Hearing that Light From Light is a ghost story, you’re probably picturing a horror film of some kind. Upon discovering that it stars stand-up comedian Jim Gaffigan as the male lead, maybe you are envisioning a wacky supernatural farce in the vein of the fun Extra Ordinary. Prepared to be shocked, as the Paul Harrill written and directed film is a contemplative drama about heartbreak and grief.
Shelia (Marin Ireland) is a single mother and a former ghost hunter, who now works for a car rental service. After hearing an interview with her on the radio, Father Martin (David Cale) contacts Shelia, believing he can help a member of his congregation. That person would be widower Richard (Jim Gaffigan), whose wife recently died in a plane crash.
“Shelia meets Richard and after hearing his story, agrees to investigate if there is a ghost haunting his house.”
Now, he thinks a supernatural presence is haunting his house as the floorboards creak when no one else is around, and the lights keep flickering. Shelia meets Richard and after hearing his story, agrees to investigate if there is a ghost haunting his house. She enlists the help of her son Owen (Josh Wiggins) and his girlfriend Lucy (Atheena Frizzell). The two young lovers are trying to figure out how serious they want to become, even if it means inevitable heartbreak down the road.
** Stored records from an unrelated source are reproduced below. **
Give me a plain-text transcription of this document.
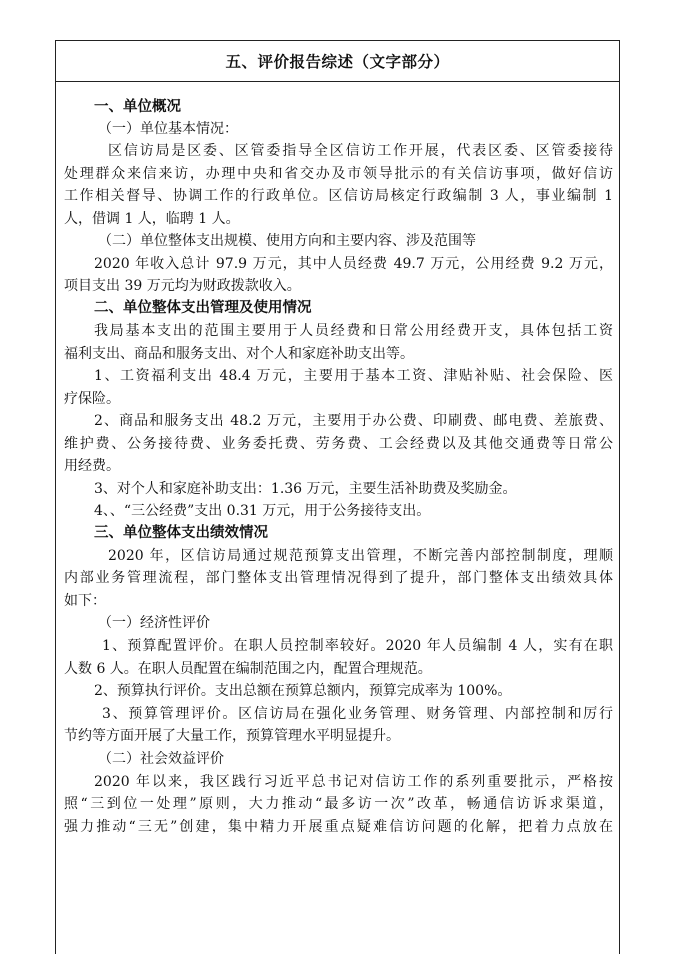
五、评价报告综述（文字部分）
一、单位概况
（一）单位基本情况：
区信访局是区委、区管委指导全区信访工作开展，代表区委、区管委接待
处理群众来信来访，办理中央和省交办及市领导批示的有关信访事项，做好信访
工作相关督导、协调工作的行政单位。区信访局核定行政编制 3 人，事业编制 1
人，借调 1 人，临聘 1 人。
（二）单位整体支出规模、使用方向和主要内容、涉及范围等
2020 年收入总计 97.9 万元，其中人员经费 49.7 万元，公用经费 9.2 万元，
项目支出 39 万元均为财政拨款收入。
二、单位整体支出管理及使用情况
我局基本支出的范围主要用于人员经费和日常公用经费开支，具体包括工资
福利支出、商品和服务支出、对个人和家庭补助支出等。
1、工资福利支出 48.4 万元，主要用于基本工资、津贴补贴、社会保险、医
疗保险。
2、商品和服务支出 48.2 万元，主要用于办公费、印刷费、邮电费、差旅费、
维护费、公务接待费、业务委托费、劳务费、工会经费以及其他交通费等日常公
用经费。
3、对个人和家庭补助支出：1.36 万元，主要生活补助费及奖励金。
4、、“三公经费”支出 0.31 万元，用于公务接待支出。
三、单位整体支出绩效情况
2020 年，区信访局通过规范预算支出管理，不断完善内部控制制度，理顺
内部业务管理流程，部门整体支出管理情况得到了提升，部门整体支出绩效具体
如下：
（一）经济性评价
1、预算配置评价。在职人员控制率较好。2020 年人员编制 4 人，实有在职
人数 6 人。在职人员配置在编制范围之内，配置合理规范。
2、预算执行评价。支出总额在预算总额内，预算完成率为 100%。
3、预算管理评价。区信访局在强化业务管理、财务管理、内部控制和厉行
节约等方面开展了大量工作，预算管理水平明显提升。
（二）社会效益评价
2020 年以来，我区践行习近平总书记对信访工作的系列重要批示，严格按
照“三到位一处理”原则，大力推动“最多访一次”改革，畅通信访诉求渠道，
强力推动“三无”创建，集中精力开展重点疑难信访问题的化解，把着力点放在
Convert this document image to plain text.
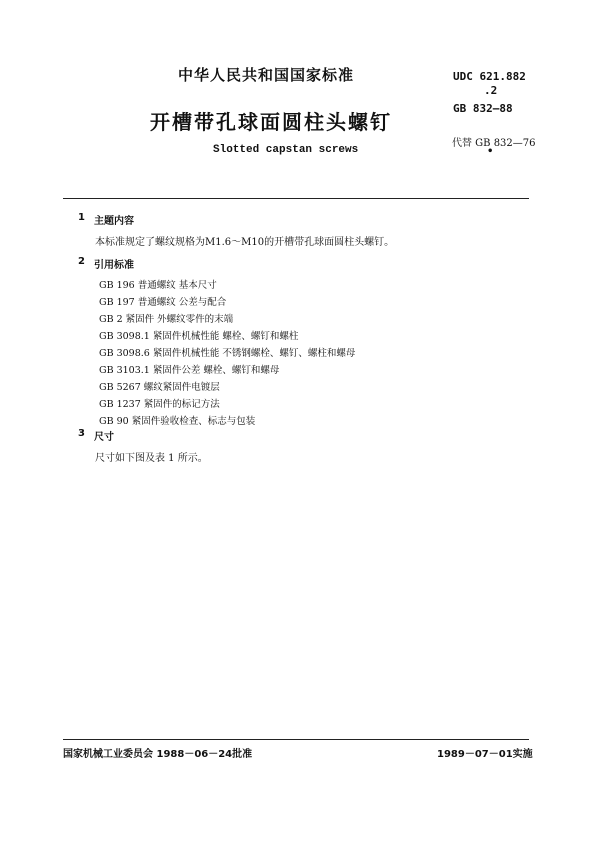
中华人民共和国国家标准	UDC 621.882
.2
GB 832—88
开槽带孔球面圆柱头螺钉
代替 GB 832—76
Slotted capstan screws	•
1 主题内容
本标准规定了螺纹规格为M1.6～M10的开槽带孔球面圆柱头螺钉。
2 引用标准
GB 196 普通螺纹 基本尺寸
GB 197 普通螺纹 公差与配合
GB 2 紧固件 外螺纹零件的末端
GB 3098.1 紧固件机械性能 螺栓、螺钉和螺柱
GB 3098.6 紧固件机械性能 不锈钢螺栓、螺钉、螺柱和螺母
GB 3103.1 紧固件公差 螺栓、螺钉和螺母
GB 5267 螺纹紧固件电镀层
GB 1237 紧固件的标记方法
GB 90 紧固件验收检查、标志与包装
3 尺寸
尺寸如下图及表 1 所示。
国家机械工业委员会 1988－06－24批准	1989－07－01实施
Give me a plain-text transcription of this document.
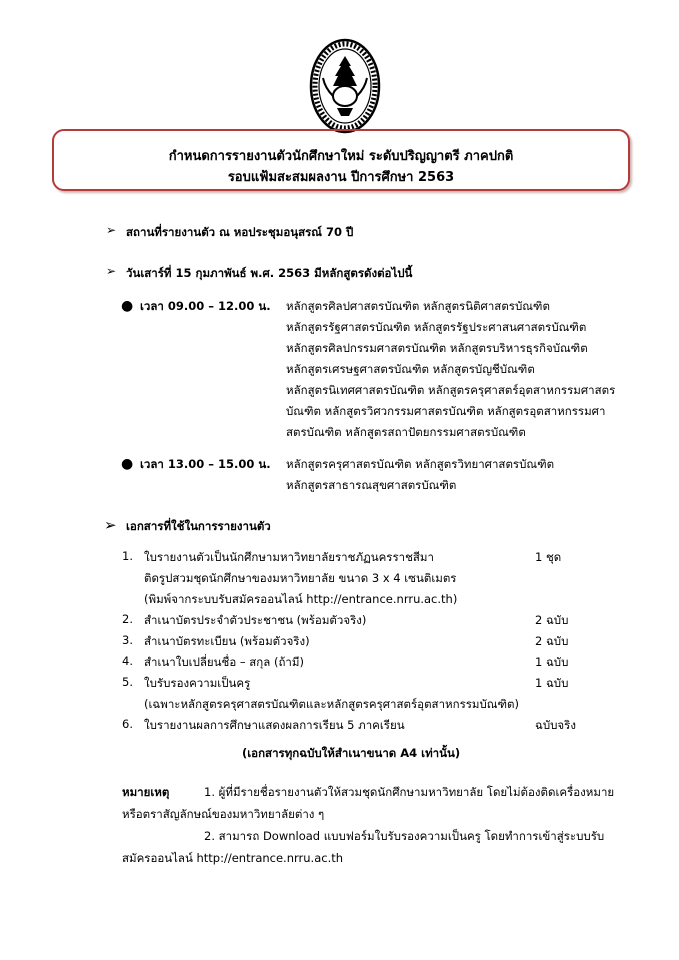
กำหนดการรายงานตัวนักศึกษาใหม่ ระดับปริญญาตรี ภาคปกติ
รอบแฟ้มสะสมผลงาน ปีการศึกษา 2563
➢ สถานที่รายงานตัว ณ หอประชุมอนุสรณ์ 70 ปี
➢ วันเสาร์ที่ 15 กุมภาพันธ์ พ.ศ. 2563 มีหลักสูตรดังต่อไปนี้
● เวลา 09.00 – 12.00 น. หลักสูตรศิลปศาสตรบัณฑิต หลักสูตรนิติศาสตรบัณฑิต
หลักสูตรรัฐศาสตรบัณฑิต หลักสูตรรัฐประศาสนศาสตรบัณฑิต
หลักสูตรศิลปกรรมศาสตรบัณฑิต หลักสูตรบริหารธุรกิจบัณฑิต
หลักสูตรเศรษฐศาสตรบัณฑิต หลักสูตรบัญชีบัณฑิต
หลักสูตรนิเทศศาสตรบัณฑิต หลักสูตรครุศาสตร์อุตสาหกรรมศาสตร
บัณฑิต หลักสูตรวิศวกรรมศาสตรบัณฑิต หลักสูตรอุตสาหกรรมศา
สตรบัณฑิต หลักสูตรสถาปัตยกรรมศาสตรบัณฑิต
● เวลา 13.00 – 15.00 น. หลักสูตรครุศาสตรบัณฑิต หลักสูตรวิทยาศาสตรบัณฑิต
หลักสูตรสาธารณสุขศาสตรบัณฑิต
➢ เอกสารที่ใช้ในการรายงานตัว
1. ใบรายงานตัวเป็นนักศึกษามหาวิทยาลัยราชภัฏนครราชสีมา	1 ชุด
ติดรูปสวมชุดนักศึกษาของมหาวิทยาลัย ขนาด 3 x 4 เซนติเมตร
(พิมพ์จากระบบรับสมัครออนไลน์ http://entrance.nrru.ac.th)
2. สำเนาบัตรประจำตัวประชาชน (พร้อมตัวจริง)	2 ฉบับ
3. สำเนาบัตรทะเบียน (พร้อมตัวจริง)	2 ฉบับ
4. สำเนาใบเปลี่ยนชื่อ – สกุล (ถ้ามี)	1 ฉบับ
5. ใบรับรองความเป็นครู	1 ฉบับ
(เฉพาะหลักสูตรครุศาสตรบัณฑิตและหลักสูตรครุศาสตร์อุตสาหกรรมบัณฑิต)
6. ใบรายงานผลการศึกษาแสดงผลการเรียน 5 ภาคเรียน	ฉบับจริง
(เอกสารทุกฉบับให้สำเนาขนาด A4 เท่านั้น)
หมายเหตุ	1. ผู้ที่มีรายชื่อรายงานตัวให้สวมชุดนักศึกษามหาวิทยาลัย โดยไม่ต้องติดเครื่องหมาย
หรือตราสัญลักษณ์ของมหาวิทยาลัยต่าง ๆ
2. สามารถ Download แบบฟอร์มใบรับรองความเป็นครู โดยทำการเข้าสู่ระบบรับ
สมัครออนไลน์ http://entrance.nrru.ac.th
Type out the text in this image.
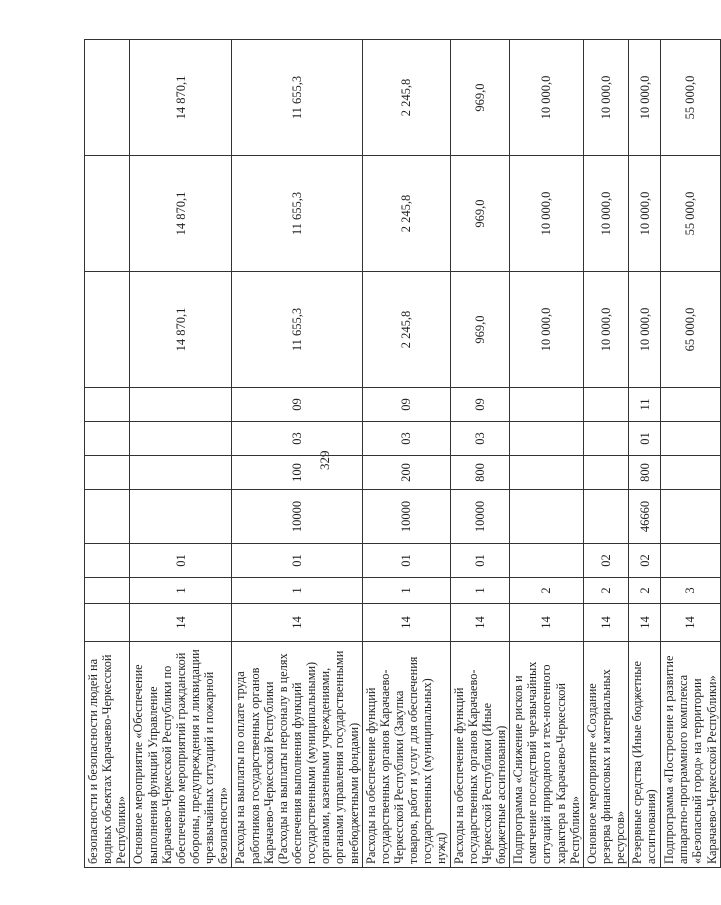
329
безопасности и безопасности людей на водных объектах Карачаево-Черкесской Республики»										
Основное мероприятие «Обеспечение выполнения функций Управление Карачаево-Черкесской Республики по обеспечению мероприятий гражданской обороны, предупреждения и ликвидации чрезвычайных ситуаций и пожарной безопасности»	14	1	01					14 870,1	14 870,1	14 870,1
Расходы на выплаты по оплате труда работников государственных органов Карачаево-Черкесской Республики (Расходы на выплаты персоналу в целях обеспечения выполнения функций государственными (муниципальными) органами, казенными учреждениями, органами управления государственными внебюджетными фондами)	14	1	01	10000	100	03	09	11 655,3	11 655,3	11 655,3
Расходы на обеспечение функций государственных органов Карачаево-Черкесской Республики (Закупка товаров, работ и услуг для обеспечения государственных (муниципальных) нужд)	14	1	01	10000	200	03	09	2 245,8	2 245,8	2 245,8
Расходы на обеспечение функций государственных органов Карачаево-Черкесской Республики (Иные бюджетные ассигнования)	14	1	01	10000	800	03	09	969,0	969,0	969,0
Подпрограмма «Снижение рисков и смягчение последствий чрезвычайных ситуаций природного и тех-ногенного характера в Карачаево-Черкесской Республики»	14	2						10 000,0	10 000,0	10 000,0
Основное мероприятие «Создание резерва финансовых и материальных ресурсов»	14	2	02					10 000,0	10 000,0	10 000,0
Резервные средства (Иные бюджетные ассигнования)	14	2	02	46660	800	01	11	10 000,0	10 000,0	10 000,0
Подпрограмма «Построение и развитие аппаратно-программного комплекса «Безопасный город» на территории Карачаево-Черкесской Республики»	14	3						65 000,0	55 000,0	55 000,0
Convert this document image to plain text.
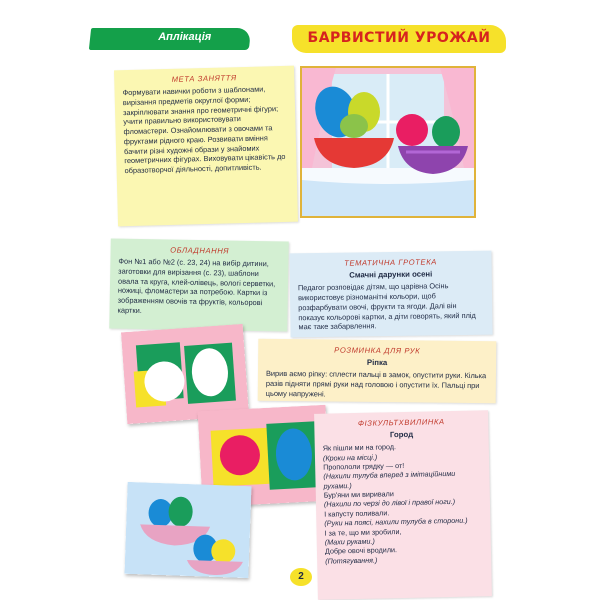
Аплікація	БАРВИСТИЙ УРОЖАЙ
МЕТА ЗАНЯТТЯ

Формувати навички роботи з шаблонами, вирізання предметів округлої форми; закріплювати знання про геометричні фігури; учити правильно використовувати фломастери. Ознайомлювати з овочами та фруктами рідного краю. Розвивати вміння бачити різні художні образи у знайомих геометричних фігурах. Виховувати цікавість до образотворчої діяльності, допитливість.

ОБЛАДНАННЯ

Фон №1 або №2 (с. 23, 24) на вибір дитини, заготовки для вирізання (с. 23), шаблони овала та круга, клей-олівець, вологі серветки, ножиці, фломастери за потребою. Картки із зображенням овочів та фруктів, кольорові картки.

ТЕМАТИЧНА ГРОТЕКА
Смачні дарунки осені

Педагог розповідає дітям, що царівна Осінь використовує різноманітні кольори, щоб розфарбувати овочі, фрукти та ягоди. Далі він показує кольорові картки, а діти говорять, який плід має таке забарвлення.

РОЗМИНКА ДЛЯ РУК
Ріпка

Вирив аємо ріпку: сплести пальці в замок, опустити руки. Кілька разів підняти прямі руки над головою і опустити їх. Пальці при цьому напружені.

ФІЗКУЛЬТХВИЛИНКА
Город

Як пішли ми на город.

(Кроки на місці.)

Пропололи грядку — от!

(Нахили тулуба вперед з імітаційними рухами.)

Бур'яни ми виривали

(Нахили по черзі до лівої і правої ноги.)

І капусту поливали.

(Руки на поясі, нахили тулуба в сторони.)

І за те, що ми зробили,

(Махи руками.)

Добре овочі вродили.

(Потягування.)

2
Light From Light isn’t all that interested in the details of the hauntings, or even if they are actually happening. It is merely a mechanism to get two well-meaning but broken people to meet. Harrill’s bittersweet screenplay hangs heavily to the silences Shelia and Richard share. The tacit resignation of certain life-altering facts that neither one of them is ready to admit to each other, but most of all to themselves. This is where the film draws its power and intensity.
The fresh, optimistic romance in the form of Owen and Lucy proves an engaging juxtaposition of where Richard and Shelia are right now. As she’s cooking dinner, Shelia watches the two teens practice their presentations for a school assignment. The energy with which they move and their innocent longing makes her smile. It is a lovely moment of happiness from a life that can’t seem to find much of it.
"…If Ireland and Gaffigan aren’t up for awards come the year’s end, it will be a crime."